Em 2012, ganhou o Grammy Latino com o álbum “Brasileiro”, no qual interpretava obras de ilustres compositores, como: Villa-Lobos, Camargo Guarnieri, Lorenzo Fernandez, Henrique Oswald, Alexandre Levy, Barrozo Netto, Claudio Santoro e Francisco Mignone. Neste mesmo ano, retornou ao palco de São João Del Rei, teatro onde realizou o seu primeiro concerto, depois de 62 anos.
Em 2015, o escritor Ricardo Fiúza lançou um livro sobre a vida e obra de Nelson Freire, intitulado. “Nelson Freire: a pessoa e o artista”. O escritor e o pianista eram amigos desde os anos 50.
Em 2018, jovens da Orquestra Sinfônica da Baixada Fluminense acompanharam um ensaio do pianista no Theatro Municipal do Rio.
O pianista se apresentou em mais de 70 países e possuía uma extensa e multipremiada discografia.
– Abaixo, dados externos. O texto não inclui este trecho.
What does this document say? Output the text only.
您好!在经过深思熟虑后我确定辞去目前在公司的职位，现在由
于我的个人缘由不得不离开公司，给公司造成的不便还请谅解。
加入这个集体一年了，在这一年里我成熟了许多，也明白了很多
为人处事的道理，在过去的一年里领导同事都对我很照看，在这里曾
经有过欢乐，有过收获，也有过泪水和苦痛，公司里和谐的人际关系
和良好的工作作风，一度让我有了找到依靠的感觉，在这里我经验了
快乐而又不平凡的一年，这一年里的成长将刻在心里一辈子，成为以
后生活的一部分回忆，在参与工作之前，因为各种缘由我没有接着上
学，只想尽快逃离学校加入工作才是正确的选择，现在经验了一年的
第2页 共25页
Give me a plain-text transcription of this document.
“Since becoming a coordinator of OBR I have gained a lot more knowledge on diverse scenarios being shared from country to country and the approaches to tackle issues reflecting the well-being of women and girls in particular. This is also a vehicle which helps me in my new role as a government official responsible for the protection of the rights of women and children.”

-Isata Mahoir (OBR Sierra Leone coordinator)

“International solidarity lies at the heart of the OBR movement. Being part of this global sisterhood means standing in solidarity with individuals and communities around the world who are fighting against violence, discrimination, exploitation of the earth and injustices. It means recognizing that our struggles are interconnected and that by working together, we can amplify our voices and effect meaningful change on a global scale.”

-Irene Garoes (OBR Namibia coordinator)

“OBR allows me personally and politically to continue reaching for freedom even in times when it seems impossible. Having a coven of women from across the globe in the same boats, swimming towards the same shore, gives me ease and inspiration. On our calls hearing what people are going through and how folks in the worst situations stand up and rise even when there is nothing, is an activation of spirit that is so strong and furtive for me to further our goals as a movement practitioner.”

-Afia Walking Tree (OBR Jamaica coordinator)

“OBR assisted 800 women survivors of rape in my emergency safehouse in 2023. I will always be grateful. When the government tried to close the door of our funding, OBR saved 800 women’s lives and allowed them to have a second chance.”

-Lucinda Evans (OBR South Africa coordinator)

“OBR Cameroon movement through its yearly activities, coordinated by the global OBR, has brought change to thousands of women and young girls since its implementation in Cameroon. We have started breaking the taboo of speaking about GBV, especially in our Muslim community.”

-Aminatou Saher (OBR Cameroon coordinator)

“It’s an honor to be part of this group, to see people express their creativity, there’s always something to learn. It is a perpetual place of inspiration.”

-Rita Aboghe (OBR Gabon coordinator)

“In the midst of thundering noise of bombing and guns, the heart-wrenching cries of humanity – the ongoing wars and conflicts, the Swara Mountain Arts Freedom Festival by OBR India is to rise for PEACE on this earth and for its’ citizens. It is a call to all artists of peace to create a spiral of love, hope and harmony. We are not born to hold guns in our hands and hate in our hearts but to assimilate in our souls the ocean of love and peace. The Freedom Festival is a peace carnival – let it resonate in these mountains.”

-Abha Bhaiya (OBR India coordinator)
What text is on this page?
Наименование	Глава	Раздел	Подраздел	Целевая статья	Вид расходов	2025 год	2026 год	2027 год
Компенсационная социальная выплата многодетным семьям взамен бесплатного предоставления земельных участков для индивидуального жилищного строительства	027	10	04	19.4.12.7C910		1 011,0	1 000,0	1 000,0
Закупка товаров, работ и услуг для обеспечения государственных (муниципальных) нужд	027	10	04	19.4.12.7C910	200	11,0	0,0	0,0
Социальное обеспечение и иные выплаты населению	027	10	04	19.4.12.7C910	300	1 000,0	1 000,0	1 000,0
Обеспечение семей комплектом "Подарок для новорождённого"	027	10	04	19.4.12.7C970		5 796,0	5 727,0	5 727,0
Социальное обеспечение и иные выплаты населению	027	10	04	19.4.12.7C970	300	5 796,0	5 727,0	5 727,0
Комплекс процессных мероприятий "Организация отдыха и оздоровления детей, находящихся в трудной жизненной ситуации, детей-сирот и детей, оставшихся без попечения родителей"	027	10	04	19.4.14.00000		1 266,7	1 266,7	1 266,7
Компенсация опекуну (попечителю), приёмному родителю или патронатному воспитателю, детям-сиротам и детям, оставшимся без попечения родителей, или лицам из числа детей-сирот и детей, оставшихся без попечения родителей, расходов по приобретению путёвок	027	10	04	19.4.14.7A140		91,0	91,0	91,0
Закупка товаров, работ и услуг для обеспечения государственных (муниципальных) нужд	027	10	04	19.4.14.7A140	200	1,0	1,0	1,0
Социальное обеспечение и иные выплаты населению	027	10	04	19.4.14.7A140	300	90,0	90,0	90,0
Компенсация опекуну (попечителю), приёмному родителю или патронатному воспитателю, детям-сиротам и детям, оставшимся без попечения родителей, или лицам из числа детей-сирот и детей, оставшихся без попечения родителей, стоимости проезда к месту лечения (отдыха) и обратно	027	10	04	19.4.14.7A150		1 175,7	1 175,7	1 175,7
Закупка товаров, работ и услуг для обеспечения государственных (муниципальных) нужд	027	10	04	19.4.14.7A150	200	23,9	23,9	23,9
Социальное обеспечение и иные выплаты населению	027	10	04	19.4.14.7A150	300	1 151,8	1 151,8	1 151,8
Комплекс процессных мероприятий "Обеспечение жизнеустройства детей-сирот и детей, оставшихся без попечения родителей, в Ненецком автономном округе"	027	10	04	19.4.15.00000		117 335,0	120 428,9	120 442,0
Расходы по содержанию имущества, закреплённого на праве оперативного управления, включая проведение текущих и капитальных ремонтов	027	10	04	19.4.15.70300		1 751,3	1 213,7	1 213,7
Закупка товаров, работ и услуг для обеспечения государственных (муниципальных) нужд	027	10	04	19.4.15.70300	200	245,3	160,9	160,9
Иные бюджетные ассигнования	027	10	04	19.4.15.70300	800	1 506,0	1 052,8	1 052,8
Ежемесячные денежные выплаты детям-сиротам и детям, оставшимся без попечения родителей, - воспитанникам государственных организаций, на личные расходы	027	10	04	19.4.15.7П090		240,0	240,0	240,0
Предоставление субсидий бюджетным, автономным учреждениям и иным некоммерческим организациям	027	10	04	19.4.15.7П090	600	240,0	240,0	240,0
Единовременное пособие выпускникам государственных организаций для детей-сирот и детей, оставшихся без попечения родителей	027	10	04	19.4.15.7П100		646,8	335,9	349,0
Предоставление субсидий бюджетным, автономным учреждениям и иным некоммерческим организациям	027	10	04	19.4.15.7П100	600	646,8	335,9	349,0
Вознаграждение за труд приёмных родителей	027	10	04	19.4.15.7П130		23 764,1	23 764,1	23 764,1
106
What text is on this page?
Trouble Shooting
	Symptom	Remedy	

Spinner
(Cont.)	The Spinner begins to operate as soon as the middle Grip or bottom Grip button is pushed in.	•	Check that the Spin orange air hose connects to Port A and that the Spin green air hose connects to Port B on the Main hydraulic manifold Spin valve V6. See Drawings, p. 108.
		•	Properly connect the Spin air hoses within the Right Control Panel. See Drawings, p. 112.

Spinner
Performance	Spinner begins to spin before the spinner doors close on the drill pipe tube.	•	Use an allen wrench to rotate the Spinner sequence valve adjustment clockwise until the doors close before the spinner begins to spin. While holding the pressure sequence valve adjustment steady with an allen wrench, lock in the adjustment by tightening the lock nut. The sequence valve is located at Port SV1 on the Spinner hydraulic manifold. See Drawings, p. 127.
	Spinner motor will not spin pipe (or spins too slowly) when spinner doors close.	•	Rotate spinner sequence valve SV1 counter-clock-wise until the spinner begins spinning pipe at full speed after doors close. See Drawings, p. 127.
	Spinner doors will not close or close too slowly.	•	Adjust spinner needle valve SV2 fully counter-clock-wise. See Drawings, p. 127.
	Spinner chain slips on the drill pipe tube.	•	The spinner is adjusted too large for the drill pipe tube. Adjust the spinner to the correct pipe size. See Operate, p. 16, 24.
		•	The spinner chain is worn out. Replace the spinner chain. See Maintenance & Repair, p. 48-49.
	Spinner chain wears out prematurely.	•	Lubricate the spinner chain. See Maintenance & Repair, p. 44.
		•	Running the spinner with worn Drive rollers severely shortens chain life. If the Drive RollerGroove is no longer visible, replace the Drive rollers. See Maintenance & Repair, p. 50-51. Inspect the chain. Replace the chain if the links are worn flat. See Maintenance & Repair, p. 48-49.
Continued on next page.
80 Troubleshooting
O último álbum, intitulado “Encores”, foi lançado pela Decca no dia do seu aniversário, em 18 de outubro de 2019, data em que completou 75 anos de vida e 70 anos de carreira.
Entre as orquestras com as quais se apresentou estão: a Filarmônica de Berlim, a Orquestra Sinfônica de Londres e a Orquestra Filarmônica de São Petersburgo.
O jornalista Mauro Ferreira, que há 34 anos escreve sobre música, ressaltou a técnica e a sensibilidade extraordinárias de Freire: “Quem ouviu e viu Nelson Freire tocando peças de compositores como Bach, Beethoven, Brahms, Chopin, Liszt, Mozart e Schumann, provavelmente ficou convencido de que o talento soberano de Nelson Freire era coisa de Deus”.
Por quase toda a sua carreira, Nelson fez parcerias com grandes pianistas, sendo uma das mais famosas, a argentina Martha Argerich, sua grande amiga e parceira artística, com quem fez várias turnês e apresentou peças de dois pianos.
Admiradores, amigos e colegas do pianista lamentaram a sua morte: “Ele encarnava valores de um humanismo essencial a todo projeto de civilização decente - a transmissão da beleza, o imperativo moral do trabalho bem feito, a recusa a toda vulgaridade e espalhafato”, disse o cineasta João Moreira Salles em depoimento ao jornal O Estado de São Paulo.
“Perdemos nosso grande pianista, um artista generoso e genial”, lamentou o diretor da Sala Cecília Meireles, João Guilherme Ripper, ao jornal O Globo.
“A morte de Freire é a extinção de uma incomum extravagância no teclado, misturada com uma rara sensibilidade e expressividade. Um monstro sagrado do piano nos deixa”, declarou a rede de rádios France Musique.
Freire deixa o companheiro, o médico Miguel Rosário, um irmão e um imenso legado para a música clássica brasileira.